Ingredients for Lowfat, Lower Sodium Cream of Mushroom Soup
- 8 ounces fresh mushrooms (I used a mix of organic white and baby bella mushrooms)
- 1 half cup onion finely chopped
- 1 tsp. butter
- 1 tsp. olive oil
- 1/8 tsp. white pepper
- 1/4 tsp. garlic powder
- 1/2 tsp. dried parsley or 1 Tbsp. fresh parsley
- 2 Tbsp. butter
- 1/4 c. all purpose flour
- 1/8 tsp. freshly ground black pepper
- 4 cups vegetable broth
- 2 cups milk (2% works best)
- 1 bay leaf
Instructions for Lowfat, Lower Sodium Cream of Mushroom Soup
- Saute Vegetables. Melt butter and heat olive oil over medium heat in large skillet. Add onions and saute until translucent. Add mushrooms and cook until tender. Add pepper, parsley and thyme. Toss to coat. Add garlic and cook an additional 1-2 minutes. Set aside.

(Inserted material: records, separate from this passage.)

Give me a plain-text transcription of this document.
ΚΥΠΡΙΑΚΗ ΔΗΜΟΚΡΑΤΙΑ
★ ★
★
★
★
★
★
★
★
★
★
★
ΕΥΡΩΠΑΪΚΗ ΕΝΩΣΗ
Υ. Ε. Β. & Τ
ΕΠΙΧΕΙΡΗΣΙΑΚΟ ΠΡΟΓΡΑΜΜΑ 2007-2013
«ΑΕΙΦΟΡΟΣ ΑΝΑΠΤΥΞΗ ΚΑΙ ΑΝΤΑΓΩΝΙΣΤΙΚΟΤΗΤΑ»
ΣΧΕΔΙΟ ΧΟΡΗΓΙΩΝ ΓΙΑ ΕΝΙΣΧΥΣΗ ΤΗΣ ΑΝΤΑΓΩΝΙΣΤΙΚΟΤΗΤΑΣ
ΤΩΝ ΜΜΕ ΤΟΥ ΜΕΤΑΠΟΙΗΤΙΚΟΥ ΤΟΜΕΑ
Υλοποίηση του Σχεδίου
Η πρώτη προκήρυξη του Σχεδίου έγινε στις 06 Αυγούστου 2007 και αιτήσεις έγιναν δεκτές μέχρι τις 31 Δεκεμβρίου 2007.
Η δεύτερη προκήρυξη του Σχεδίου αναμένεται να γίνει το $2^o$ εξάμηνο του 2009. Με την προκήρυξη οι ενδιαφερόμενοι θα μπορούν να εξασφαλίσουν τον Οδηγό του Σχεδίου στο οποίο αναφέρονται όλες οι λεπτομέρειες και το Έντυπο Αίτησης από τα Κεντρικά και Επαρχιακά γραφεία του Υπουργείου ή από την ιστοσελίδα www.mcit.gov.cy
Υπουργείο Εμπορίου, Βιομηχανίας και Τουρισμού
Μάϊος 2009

- Prepare cream base. In a large nonstick pot, add butter and heat until butter is just melted but not caramelized. Add flour and cook until lightly golden. Add pepper and continue to cook for an additional minute. Add 1 cup of broth to the flour mixture and whisk. Add each additioinal cup of broth and continue to whisk and cook over medium heat until mixture thickens slightly. Add 2 cups of milk all at once and continue cooking, stirring constantly until mixture again begins to thicken.
- Prepare the cream of mushroom soup. Cook over medium heat until thick and bubbly. Add mushroom mixture to cream broth. Stir to combine. Add bay leaf and pepper. Bring to a boil, reduce heat and simmer for 15 to 30 minutes. Remove the bay leaf prior to serving or using in a recipe.